Au nom des conditions de vie actuelles et de la morosité économique, le Groupe municipal UPC de Ouagadougou de concert avec les conseillers municipaux du CDP se sont maladroitement opposés à la fixation de nouveaux prix des infrastructures de la mairie. Plutôt que de travailler en amont à ajuster les prix et à défendre «le pauvre et l’orphelin», ils ont préféré s’abonner à la politique de la chaise vide – non participation à une commission ad hoc – avant d’inviter sournoisement les commerçants à la révolte. Une supercherie intelligemment réfutée par les citoyens qui dénoncent une politique opportuniste et populiste.

Groupe municipal UPC en conférence le 21 mars dernier
Le groupe municipal UPC en conférence de presse le 21 mars dernier

Le communiqué de presse des conseillers municipaux de l’Union pour le progrès et le changement (UPC)  le vendredi après-midi était une forme d’incitation des marchands à la révolte. Après avoir boycotté la rencontre censée réviser les prix de loyers d’espaces et d’immeubles appartenant à la commune de Ouagadougou, ils ont alerté l’opinion en ces termes: «étant donné que ces nouvelles tarifications, si elles sont entérinées puis votées en plénière, vont contraindre de nombreux commerçants ouagavilliois à fermer boutiques, le groupe municipal UPC se fait un devoir d’attirer l’attention de l’opinion publique: ces mesures vont contribuer à rendre la vie plus chère».

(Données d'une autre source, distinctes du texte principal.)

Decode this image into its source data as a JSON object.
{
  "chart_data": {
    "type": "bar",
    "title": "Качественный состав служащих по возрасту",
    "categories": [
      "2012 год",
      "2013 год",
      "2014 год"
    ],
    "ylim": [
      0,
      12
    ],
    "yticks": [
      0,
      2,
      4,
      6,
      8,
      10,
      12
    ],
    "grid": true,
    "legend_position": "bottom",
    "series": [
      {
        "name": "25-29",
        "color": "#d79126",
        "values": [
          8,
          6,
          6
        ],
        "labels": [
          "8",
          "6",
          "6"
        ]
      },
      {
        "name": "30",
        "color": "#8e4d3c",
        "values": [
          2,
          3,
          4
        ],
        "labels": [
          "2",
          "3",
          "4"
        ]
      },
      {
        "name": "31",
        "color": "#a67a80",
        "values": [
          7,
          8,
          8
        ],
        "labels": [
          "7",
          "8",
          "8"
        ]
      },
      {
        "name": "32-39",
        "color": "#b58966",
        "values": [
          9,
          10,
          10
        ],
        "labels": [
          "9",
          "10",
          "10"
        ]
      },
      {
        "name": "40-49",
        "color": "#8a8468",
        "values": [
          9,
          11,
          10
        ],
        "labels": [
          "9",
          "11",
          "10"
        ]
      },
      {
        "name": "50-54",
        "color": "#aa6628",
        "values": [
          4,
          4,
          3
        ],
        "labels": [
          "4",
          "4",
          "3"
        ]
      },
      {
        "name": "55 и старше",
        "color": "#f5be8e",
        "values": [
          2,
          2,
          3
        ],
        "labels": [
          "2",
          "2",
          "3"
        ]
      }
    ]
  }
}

Exemples à l’appui, ils ont donné l’impression qu’il y avait arnaque et injustice criarde en gestation au niveau de la commune de Ouagadougou. Des pourcentages pharamineux –«1428 pourcent, cent pourcent, 625 pourcent de taux d’augmentation»- ont été donnés pour convaincre les septiques de la gravité de la situation. Dans un contexte déjà difficile marqué par l’incivisme, le manque d’emploi et la morosité économique, le Groupe municipal UPC de Ouagadougou venait de mettre ainsi l’huile sur le feu au nom du populisme et de l’opportunisme politique. Car même si la mairie a failli dans sa communication et dans le respect des procédures, pourquoi les conseillers de l’opposition ne sont-ils pas restés à la réunion de la Commission affaires économiques et financières de la commune de Ouagadougou pour dénoncer les mesures en vue avec de solides arguments et des propositions contraires?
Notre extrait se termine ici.